Marvel is in the business of showing us worlds that are impossible, where an alien who was once worshiped as a god by the Vikings fight alongside a woman who can move objects with their minds and a gamma irradiated manifestation of a man’s sublimated rage, or where an alien who looks like a talking tree partners with an alien who resembles a raccoon to defeat threats to the galaxy.

One of the reasons that these stories appeal so much to audiences is that the characters and stakes feel so grounded and human, even when they’re presented in the most outlandish terms. We want a blend of the fantastic and the relatable – something unfamiliar that reminds us of something in our world.

A world where men are the protagonists of every story or where the overwhelming majority of human heroes and villains share a gender and racial background doesn’t feel partially true or a piece of a larger picture, it just feels like a lie. It shatters the illusion that we are seeing anything that resembles the world outside our window. The world we live in is one where anyone can be the hero or villain of the story.

The Night Everything Changed?

When I started thinking about writing this post, it was about a week after the premiere of Endgame. Life happened (and continued to happen for a couple of months afterwards). As I write this, Endgame has been available for about two weeks on streaming platforms and was just released on DVD and Blu Ray.

Marvel Studios made some announcements in the interim that suggested that the studio was interested in creating a more complete fictional world in future films and television shows. At this year’s San Diego ComicCon in July, Kevin Feige announced the fourth phase of Marvel Studios’ MCU project. The films scheduled for release in theaters include a Black Widow film starring Johannson directed by Cate Shorthand, a new Taika Waititi Thor film co-starring Natalie Portman as a version of Thor comics readers became familiar with in the comics by Jason Aaron and Russell Dauterman and Tessa Thompson as a Valkyrie who is King of Asgard searching for her Queen. He also announced Shang Chi and the Legend of the Ten Rings directed by Destin Daniel Cretton and starring Simu Liu as the title character, and the Eternals, directed by Chloe Zhao and starring Angelina Jolie, Salma Hayek, Kumail Nanjiani, Dong-Seoul Ma, Richard Madden, Brian Tyree Henry and Lauren Ridloff.

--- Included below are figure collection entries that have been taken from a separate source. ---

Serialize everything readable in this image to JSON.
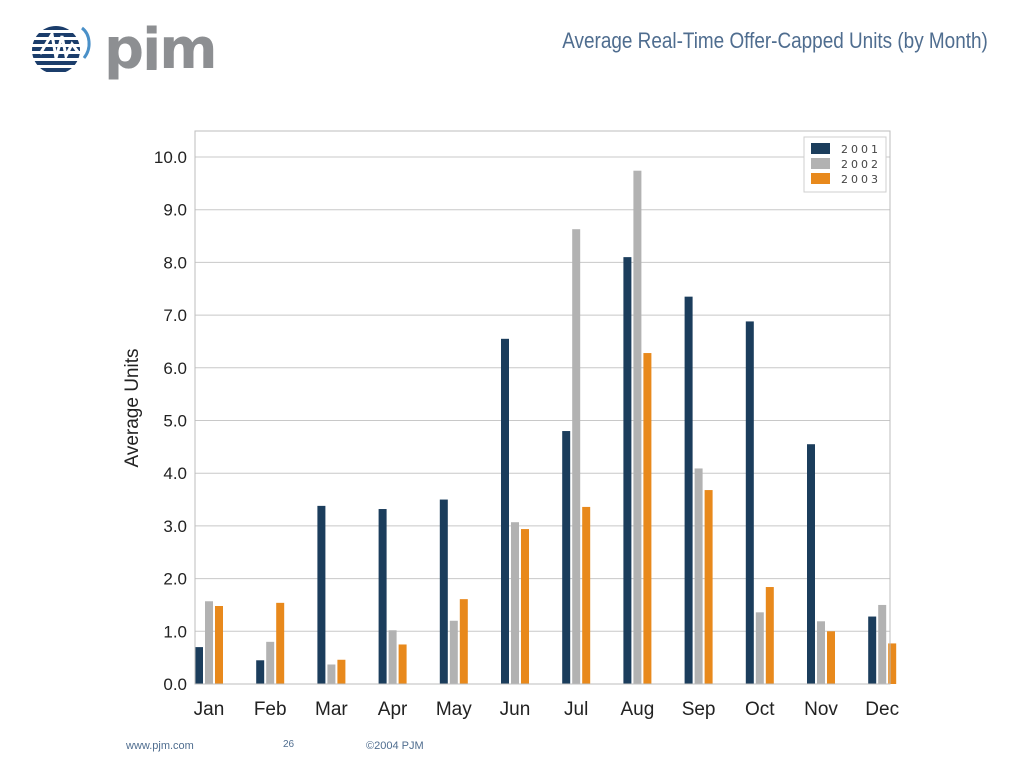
{
  "header": {
    "logo_text": "pjm",
    "title": "Average Real-Time Offer-Capped Units (by Month)"
  },
  "footer": {
    "url": "www.pjm.com",
    "page_number": "26",
    "copyright": "©2004 PJM"
  },
  "colors": {
    "series_2001": "#1b3d5c",
    "series_2002": "#b2b2b2",
    "series_2003": "#e8891c",
    "title": "#4f6d8f"
  },
  "chart_data": {
    "type": "bar",
    "title": "",
    "xlabel": "",
    "ylabel": "Average Units",
    "ylim": [
      0,
      10.5
    ],
    "yticks": [
      "0.0",
      "1.0",
      "2.0",
      "3.0",
      "4.0",
      "5.0",
      "6.0",
      "7.0",
      "8.0",
      "9.0",
      "10.0"
    ],
    "grid": true,
    "legend_position": "top-right",
    "categories": [
      "Jan",
      "Feb",
      "Mar",
      "Apr",
      "May",
      "Jun",
      "Jul",
      "Aug",
      "Sep",
      "Oct",
      "Nov",
      "Dec"
    ],
    "series": [
      {
        "name": "2001",
        "values": [
          0.7,
          0.45,
          3.38,
          3.32,
          3.5,
          6.55,
          4.8,
          8.1,
          7.35,
          6.88,
          4.55,
          1.28
        ]
      },
      {
        "name": "2002",
        "values": [
          1.57,
          0.8,
          0.37,
          1.02,
          1.2,
          3.07,
          8.63,
          9.74,
          4.09,
          1.36,
          1.19,
          1.5
        ]
      },
      {
        "name": "2003",
        "values": [
          1.48,
          1.54,
          0.46,
          0.75,
          1.61,
          2.94,
          3.36,
          6.28,
          3.68,
          1.84,
          1.0,
          0.77
        ]
      }
    ]
  }
}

Over the next few years, we will see MCU films directed by a diverse array of artists that prominently feature women, non-white people (including a number of Chinese and Latino actors) and members of the LGBTQ and deaf communities. There is always more work to be done, but there is a distinct possibility of a Marvel Cinematic Universe that feels more authentic than anything we’ve seen in a comic book.

Does this change the meaning and legacy of Endgame? Will it feel less like a symbol of the potential and shortcomings of Marvel Studios’ cinematic universe, a reminder of the fatal flaw in their vast narrative? Or will everything feel like a part of Marvel/Disney’s deliberate plan to ease a global audience familiar with the non representative status quo into a vast narrative that feels richer and more honest? Will these gestures blind us to future problems and shortcomings (or discourage us from questioning whether this was a ‘deliberate plan’ or a response to criticism)? It’s far too early to tell, but my guess is that Endgame will continue to be a film that fascinates and infuriates in equal measure.